Friday, 29 November 2019

Learn to Focus on the Hardest Thing First



“Intense concentration for hour after hour can bring out resources in people that they didn't know they had.”_Edwin Land



In this age of unlimited distractions, it is quite easy for anyone to spend a huge chunk of his or her days in sub-optimal engagements with little or no awareness. 

If we want to guard ourselves from that kind of limiting experience, we need to take a proactive step to save ourselves from the insidious pull of daily diversions. 

To achieve that, a simple strategy we can employ boils down to focusing on the hardest thing first, or as Brian Tracy would say, eating our ‘biggest frog first.’

And it means giving the best of our mental and physical energy to our biggest task of the day. After we accomplish that, we can then go a little easy on ourselves with how we apportion what’s left of our time, energy and attention to the rest of activities in the day.

Those preceding sentences align with the thinking of Steve Jobs who once hinted that if we adopt focus and simplicity on how we work, we can achieve something truly remarkable.

Simplicity and focus are all it takes to make the most our days.
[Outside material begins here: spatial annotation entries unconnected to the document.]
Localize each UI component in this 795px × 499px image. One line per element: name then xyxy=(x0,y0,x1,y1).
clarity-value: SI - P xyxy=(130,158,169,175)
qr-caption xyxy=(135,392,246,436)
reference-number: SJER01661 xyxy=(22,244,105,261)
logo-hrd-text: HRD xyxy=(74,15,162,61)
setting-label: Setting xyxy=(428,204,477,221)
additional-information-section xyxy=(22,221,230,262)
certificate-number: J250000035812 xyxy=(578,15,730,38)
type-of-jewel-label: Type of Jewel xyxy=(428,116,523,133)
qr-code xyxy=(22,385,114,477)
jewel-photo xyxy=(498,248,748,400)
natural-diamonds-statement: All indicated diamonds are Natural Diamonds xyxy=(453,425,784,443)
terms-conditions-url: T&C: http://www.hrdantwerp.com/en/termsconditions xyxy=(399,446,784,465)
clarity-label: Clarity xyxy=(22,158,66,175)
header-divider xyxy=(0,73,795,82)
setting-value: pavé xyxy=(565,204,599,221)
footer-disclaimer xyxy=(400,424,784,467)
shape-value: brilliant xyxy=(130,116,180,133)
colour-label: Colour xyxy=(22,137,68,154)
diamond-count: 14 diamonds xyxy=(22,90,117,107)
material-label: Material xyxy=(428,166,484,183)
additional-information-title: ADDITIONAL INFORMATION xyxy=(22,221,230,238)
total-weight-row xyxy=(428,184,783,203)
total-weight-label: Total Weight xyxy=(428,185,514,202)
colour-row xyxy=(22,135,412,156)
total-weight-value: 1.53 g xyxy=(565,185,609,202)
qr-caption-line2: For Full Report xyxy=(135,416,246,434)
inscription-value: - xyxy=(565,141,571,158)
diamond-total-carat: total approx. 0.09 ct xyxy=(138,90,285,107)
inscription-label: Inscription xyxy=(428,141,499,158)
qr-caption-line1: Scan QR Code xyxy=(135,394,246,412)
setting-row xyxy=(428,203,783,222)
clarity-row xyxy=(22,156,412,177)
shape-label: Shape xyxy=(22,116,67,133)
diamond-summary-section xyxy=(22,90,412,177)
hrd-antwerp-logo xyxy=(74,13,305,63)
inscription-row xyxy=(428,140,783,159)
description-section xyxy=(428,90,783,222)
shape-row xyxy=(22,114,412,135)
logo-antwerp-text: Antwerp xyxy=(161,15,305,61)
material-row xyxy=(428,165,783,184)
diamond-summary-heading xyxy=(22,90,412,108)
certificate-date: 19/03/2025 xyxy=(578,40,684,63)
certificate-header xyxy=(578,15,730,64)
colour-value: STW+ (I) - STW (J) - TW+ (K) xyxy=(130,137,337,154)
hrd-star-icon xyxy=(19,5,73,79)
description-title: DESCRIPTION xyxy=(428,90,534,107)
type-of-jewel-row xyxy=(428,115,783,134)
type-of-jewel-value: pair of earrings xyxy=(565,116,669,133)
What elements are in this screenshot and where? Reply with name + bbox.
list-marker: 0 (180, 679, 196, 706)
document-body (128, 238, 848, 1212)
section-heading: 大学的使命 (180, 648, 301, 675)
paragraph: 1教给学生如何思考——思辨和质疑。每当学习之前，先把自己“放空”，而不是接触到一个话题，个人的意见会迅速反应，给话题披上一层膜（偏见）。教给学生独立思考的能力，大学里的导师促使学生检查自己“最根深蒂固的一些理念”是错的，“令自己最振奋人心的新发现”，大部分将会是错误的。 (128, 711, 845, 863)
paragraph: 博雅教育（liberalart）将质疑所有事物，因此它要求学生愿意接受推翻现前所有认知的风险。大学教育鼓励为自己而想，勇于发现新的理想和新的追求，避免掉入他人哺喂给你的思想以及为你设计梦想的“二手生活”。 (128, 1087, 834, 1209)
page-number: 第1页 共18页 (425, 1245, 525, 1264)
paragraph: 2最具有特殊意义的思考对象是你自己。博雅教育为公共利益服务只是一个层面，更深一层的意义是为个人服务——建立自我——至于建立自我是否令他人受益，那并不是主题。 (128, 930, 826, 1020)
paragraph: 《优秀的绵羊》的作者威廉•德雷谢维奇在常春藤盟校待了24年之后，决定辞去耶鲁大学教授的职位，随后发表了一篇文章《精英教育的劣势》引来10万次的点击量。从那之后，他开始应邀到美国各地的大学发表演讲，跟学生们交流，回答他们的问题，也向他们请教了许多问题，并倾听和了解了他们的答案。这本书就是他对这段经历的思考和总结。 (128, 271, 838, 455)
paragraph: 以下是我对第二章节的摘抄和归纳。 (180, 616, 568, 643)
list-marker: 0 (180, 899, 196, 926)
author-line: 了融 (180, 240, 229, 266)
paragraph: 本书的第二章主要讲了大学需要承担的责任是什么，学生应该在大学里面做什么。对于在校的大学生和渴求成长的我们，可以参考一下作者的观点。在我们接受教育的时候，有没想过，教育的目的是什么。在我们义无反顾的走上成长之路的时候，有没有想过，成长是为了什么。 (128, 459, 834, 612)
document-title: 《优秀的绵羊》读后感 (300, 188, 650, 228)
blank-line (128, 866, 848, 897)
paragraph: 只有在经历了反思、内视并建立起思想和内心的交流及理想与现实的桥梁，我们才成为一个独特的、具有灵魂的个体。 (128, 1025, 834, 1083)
Complexity and distraction will always keep us away from performing at our dead-level best. 

We need to optimize our limited human resources by expending them on our most valuable priorities earlier in the day before the pull of distractions can get a chance to interfere with our personal effectiveness.
 
We need to eschew ‘busy being busy’ and instead be mono-maniacally focused on creating results that really matter.

Alas! It is amazing how effective one can be when he or she habitually focuses on the hardest thing first, everyday, before any distraction could ever get in the way.

Undoubtedly, it is much easier to do something great when interruptions don’t bid for our attention most of the time. The reason so few of us achieve what we are truly capable of is that we don’t adequately direct our focus; we rarely concentrate our mind on what really matters.

Finally, I challenge you—here and now— to start procrastinating on low value activities at the start of your days so can give maximum attention to the hardest things that can create breakthroughs in your life.